Все почести достались Дональду Гриффину, и по справедливости. С помощью аппаратуры, способной улавливать звуковые волны с частотой выше 20 кГц, недоступные слуху человека, этот американский этолог провел исчерпывающие исследования, которые показали, что эхолокация – это больше, чем просто сигнал тревоги, предупреждающий о столкновении. Ультразвук служит для обнаружения и преследования добычи – от крупных ночных бабочек до крошечных мух. Летучие мыши обладают на редкость многофункциональным приспособлением для охоты.
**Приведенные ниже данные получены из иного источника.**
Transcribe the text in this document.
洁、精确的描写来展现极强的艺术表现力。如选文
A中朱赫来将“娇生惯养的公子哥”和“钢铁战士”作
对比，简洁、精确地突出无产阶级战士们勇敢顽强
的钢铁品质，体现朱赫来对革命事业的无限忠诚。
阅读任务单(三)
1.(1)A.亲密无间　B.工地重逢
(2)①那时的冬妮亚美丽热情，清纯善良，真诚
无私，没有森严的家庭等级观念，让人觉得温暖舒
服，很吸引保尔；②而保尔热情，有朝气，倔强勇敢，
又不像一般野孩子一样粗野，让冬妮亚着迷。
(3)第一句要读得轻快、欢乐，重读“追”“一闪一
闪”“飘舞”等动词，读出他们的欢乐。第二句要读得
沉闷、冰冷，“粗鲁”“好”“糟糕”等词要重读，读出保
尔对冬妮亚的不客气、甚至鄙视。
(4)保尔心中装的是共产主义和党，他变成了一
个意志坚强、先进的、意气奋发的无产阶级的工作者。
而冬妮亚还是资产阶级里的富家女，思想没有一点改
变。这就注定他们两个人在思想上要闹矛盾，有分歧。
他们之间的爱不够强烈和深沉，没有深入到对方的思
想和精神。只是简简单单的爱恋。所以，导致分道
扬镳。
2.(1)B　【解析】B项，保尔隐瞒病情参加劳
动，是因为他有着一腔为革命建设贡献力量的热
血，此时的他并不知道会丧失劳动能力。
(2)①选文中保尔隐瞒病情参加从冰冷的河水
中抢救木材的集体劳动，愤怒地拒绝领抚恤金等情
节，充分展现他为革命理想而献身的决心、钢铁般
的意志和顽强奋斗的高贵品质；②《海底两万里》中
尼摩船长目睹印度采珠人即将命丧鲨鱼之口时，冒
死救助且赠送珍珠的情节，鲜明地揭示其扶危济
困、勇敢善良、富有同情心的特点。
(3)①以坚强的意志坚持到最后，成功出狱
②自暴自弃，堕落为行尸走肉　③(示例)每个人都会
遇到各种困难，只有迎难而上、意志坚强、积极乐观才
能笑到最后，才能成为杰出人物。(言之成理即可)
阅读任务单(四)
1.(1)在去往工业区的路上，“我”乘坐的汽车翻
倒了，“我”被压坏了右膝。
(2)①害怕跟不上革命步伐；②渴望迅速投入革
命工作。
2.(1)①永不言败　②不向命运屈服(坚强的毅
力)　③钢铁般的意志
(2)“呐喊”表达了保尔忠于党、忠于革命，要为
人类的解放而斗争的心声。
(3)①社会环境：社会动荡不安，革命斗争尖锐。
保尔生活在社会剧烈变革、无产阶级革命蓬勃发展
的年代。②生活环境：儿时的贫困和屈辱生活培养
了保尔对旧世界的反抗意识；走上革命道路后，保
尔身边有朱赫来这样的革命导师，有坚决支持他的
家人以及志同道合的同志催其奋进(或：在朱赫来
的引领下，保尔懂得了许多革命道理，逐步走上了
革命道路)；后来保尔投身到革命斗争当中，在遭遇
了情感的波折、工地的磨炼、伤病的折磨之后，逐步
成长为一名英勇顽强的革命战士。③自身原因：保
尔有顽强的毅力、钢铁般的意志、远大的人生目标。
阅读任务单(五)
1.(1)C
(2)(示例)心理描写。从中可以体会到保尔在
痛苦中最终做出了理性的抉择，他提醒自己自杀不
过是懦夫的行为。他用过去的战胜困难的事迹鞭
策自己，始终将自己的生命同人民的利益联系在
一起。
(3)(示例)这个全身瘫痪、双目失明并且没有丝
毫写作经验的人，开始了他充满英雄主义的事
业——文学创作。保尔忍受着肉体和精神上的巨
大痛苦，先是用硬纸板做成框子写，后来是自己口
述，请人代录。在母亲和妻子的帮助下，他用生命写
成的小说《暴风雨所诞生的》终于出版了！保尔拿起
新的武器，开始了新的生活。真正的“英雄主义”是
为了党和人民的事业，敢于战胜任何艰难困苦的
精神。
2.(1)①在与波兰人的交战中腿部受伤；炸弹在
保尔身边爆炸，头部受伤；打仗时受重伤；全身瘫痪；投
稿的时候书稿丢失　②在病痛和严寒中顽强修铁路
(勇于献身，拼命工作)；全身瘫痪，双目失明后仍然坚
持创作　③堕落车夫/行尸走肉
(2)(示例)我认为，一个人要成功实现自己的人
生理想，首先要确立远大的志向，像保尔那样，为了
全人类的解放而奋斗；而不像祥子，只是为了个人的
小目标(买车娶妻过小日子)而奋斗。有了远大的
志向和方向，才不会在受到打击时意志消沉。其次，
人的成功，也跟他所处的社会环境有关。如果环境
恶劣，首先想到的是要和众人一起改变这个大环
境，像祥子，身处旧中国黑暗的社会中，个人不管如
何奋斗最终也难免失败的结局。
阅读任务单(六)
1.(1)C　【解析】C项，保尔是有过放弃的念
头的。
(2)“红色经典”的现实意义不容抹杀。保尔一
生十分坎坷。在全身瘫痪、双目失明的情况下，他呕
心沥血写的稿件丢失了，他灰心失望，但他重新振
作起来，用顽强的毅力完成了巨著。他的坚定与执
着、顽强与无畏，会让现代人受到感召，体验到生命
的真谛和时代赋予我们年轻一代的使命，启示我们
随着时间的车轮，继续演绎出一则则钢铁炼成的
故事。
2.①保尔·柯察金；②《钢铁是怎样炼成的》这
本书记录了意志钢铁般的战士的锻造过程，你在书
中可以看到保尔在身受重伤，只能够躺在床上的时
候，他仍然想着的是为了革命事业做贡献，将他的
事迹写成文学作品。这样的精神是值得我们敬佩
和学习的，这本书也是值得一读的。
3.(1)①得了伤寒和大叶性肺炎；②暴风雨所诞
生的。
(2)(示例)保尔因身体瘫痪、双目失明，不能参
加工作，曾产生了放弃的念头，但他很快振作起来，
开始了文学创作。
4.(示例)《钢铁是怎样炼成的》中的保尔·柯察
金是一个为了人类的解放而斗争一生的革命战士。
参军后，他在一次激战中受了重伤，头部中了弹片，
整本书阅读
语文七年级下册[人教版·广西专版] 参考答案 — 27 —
Неудивительно, что Гриффин стал первооткрывателем познавательных способностей животных – словосочетание, до конца 1980-х гг. казавшееся внутренне противоречивым. Ведь что такое познавательная способность, как не мыслительный процесс обработки информации? Познавательная (когнитивная) способность – это мысленное преобразование данных, полученных от органов чувств, в представление об окружающей среде и приспособление к этому представлению. В то время как познавательная способность означает просто осуществление этого процесса, умственная способность (интеллект) подразумевает успешное осуществление этого процесса. Летучая мышь обрабатывает большой объем информации, поступающей от органов чувств. Слуховая кора ее головного мозга оценивает звуки, отражающиеся от объектов, а затем использует эту информацию, чтобы подсчитать расстояние до цели и скорость ее движения. Как будто это недостаточно сложная задача, летучая мышь, кроме того, корректирует траекторию своего полета и различает эхо собственных звуков и соседних летучих мышей – своего рода распознавание «свой-чужой». Когда некоторые насекомые развили слух, чтобы улавливать звуки летучих мышей и избегать с ними встречи, летучие мыши, в свою очередь, перешли в режим «стелс» – стали издавать звуки за пределами слышимости насекомых.
Этот пример показывает тонко организованную систему переработки информации с помощью специализированного мозга, способного превращать эхо в выверенную до мельчайших деталей картину окружающего мира. Гриффин шел по стопам исследователя-первопроходца Карла фон Фриша, который обнаружил, что медовые пчелы используют так называемый «виляющий танец», устанавливающий связь с удаленными источниками пищи. Карл фон Фриш однажды сказал: «Жизнь пчел похожа на волшебный колодец: чем больше из него черпаешь, тем обильнее он наполняется водой»{8}. Гриффин испытывал те же чувства к эхолокации, видя в ней еще один неисчерпаемый источник тайн и чудес. Он также называл ее волшебным колодцем{9}.